In a particular manner he has been the patron of ecclesiastical studies, by his scholarly encyclicals on philosophy, Scripture, history, and other branches of learning. A noble specimen of this activity is his late letter to the bishops of France on the studies of the clergy. His spirit is the Christian spirit of reconciliation and concord, yet without sacrifice of the immemorial rights and the solemn obligations of the Apostolic See. He may not live to see the restoration of his independence, and the reparation of the wrong inflicted upon the Holy See, but he can maintain a protest that will forever invalidate among Catholics the claim of the actual government and keep open the Roman question until it is rightly settled.
Catholics cannot forget that the Pope for the time being is, according to Catholic doctrine, the successor of Saint Peter in all his rights and privileges as the visible head of the Church, appointed by Jesus Himself. Hence, among other duties, he has to safeguard the approved traditions and the general legislation of the past, to protect the status of the Church as given over to him, and to hand it down undiminished to his own successor. Precisely because he is the head of the Church he may not licitly alter its organic and regular life, or arbitrarily abandon the almost sacrosanct ways along which his predecessors have moved, or give up lightly the institutions in which religion has gradually found a setting for itself.

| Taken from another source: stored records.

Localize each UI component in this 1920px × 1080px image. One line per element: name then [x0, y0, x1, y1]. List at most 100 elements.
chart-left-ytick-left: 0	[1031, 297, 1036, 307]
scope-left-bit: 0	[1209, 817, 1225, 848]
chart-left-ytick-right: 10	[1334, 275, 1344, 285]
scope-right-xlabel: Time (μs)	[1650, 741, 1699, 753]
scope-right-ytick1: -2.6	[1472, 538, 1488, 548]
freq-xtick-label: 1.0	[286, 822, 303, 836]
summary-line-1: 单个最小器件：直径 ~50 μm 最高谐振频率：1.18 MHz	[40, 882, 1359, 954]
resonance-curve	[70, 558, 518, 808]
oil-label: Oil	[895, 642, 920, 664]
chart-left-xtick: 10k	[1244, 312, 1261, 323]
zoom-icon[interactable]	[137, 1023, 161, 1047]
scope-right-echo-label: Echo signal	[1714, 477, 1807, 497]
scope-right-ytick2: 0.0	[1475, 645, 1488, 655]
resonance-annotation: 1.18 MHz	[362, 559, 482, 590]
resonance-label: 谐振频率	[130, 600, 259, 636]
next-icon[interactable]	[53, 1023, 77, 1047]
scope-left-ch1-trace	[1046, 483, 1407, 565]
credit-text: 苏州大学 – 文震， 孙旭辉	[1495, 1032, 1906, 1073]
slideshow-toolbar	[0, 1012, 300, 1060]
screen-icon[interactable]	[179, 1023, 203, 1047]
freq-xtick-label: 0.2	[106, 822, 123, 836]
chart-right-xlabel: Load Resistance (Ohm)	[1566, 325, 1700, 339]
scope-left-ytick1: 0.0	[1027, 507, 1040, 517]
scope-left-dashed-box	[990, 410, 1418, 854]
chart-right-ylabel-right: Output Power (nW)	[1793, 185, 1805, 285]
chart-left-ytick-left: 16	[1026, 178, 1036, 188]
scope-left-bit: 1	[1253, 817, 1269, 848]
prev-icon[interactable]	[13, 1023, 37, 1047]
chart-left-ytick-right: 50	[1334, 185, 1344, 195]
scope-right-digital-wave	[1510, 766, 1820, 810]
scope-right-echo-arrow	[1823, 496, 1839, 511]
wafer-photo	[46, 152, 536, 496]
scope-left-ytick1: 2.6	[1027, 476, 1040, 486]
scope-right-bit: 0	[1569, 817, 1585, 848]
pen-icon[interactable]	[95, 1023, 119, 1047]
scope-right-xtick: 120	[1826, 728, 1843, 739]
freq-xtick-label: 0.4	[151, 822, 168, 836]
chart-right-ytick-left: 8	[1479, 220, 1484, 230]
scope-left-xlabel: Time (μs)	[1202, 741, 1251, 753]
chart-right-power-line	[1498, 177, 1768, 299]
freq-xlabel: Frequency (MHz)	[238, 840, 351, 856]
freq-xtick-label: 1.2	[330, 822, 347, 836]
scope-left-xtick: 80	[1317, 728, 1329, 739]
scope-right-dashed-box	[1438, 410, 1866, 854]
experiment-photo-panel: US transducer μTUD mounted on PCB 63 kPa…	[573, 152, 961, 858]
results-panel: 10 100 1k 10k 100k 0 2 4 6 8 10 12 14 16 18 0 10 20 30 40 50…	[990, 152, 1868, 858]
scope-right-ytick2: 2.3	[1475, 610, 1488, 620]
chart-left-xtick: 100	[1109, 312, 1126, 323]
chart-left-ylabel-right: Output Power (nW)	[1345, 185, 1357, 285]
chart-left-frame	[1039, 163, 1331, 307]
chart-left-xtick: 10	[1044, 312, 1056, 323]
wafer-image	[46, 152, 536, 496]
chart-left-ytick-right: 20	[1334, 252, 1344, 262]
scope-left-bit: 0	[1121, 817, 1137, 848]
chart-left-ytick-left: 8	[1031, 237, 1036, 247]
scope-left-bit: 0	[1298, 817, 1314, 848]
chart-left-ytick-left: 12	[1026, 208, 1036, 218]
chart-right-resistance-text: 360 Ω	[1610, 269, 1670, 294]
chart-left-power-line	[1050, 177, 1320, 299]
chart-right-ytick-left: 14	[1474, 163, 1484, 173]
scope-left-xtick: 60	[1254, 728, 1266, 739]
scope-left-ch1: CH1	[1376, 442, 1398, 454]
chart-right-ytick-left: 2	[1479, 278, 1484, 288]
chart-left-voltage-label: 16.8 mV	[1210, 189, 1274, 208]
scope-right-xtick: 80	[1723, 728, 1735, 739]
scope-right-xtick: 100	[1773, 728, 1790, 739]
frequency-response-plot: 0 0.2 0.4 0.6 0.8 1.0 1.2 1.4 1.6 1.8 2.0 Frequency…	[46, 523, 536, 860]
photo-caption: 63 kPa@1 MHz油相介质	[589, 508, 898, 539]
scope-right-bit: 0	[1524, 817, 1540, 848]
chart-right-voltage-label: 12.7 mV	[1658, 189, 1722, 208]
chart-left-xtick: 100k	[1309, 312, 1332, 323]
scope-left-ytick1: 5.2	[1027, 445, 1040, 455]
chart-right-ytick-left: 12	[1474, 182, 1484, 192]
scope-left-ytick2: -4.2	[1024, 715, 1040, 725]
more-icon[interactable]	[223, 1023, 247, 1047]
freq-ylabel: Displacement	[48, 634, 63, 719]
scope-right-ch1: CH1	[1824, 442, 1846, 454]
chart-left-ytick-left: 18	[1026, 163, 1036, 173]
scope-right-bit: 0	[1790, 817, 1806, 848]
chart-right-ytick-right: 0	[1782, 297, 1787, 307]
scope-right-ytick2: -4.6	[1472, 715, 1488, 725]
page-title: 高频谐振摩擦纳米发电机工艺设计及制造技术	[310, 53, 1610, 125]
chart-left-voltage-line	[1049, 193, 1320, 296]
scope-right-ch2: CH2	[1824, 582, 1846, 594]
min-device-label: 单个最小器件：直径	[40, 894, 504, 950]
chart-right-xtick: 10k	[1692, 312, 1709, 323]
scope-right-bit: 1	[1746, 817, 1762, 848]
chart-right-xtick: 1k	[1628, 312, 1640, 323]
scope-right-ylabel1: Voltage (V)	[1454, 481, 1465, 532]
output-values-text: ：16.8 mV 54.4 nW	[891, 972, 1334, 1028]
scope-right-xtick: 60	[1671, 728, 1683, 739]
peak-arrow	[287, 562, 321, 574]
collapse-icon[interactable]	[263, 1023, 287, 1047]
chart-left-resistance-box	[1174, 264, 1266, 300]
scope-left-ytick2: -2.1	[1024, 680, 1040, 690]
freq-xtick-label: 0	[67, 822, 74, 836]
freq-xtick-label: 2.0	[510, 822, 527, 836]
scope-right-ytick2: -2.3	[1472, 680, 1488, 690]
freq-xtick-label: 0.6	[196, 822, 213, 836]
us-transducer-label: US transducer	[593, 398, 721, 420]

I venture to say that this element of fixity in the attitude of the Apostolic See will be more appreciated in another age, more constructive and architectonic than the past, less querulous and destructive, even if less daring and brilliant. Forever to pull down and scatter, and never to build up and perfect, cannot be the final purpose of human society. It is perhaps worth remarking that the average reign of the Popes was much longer in the nineteenth century than in any other, being over sixteen years, and that two successive reigns, those of Pius IX. and Leo XIII., represent fifty-four continuous years of Church government at Rome, a phenomenon not witnessed since the foundation of that Church by Saint Peter and Saint Paul.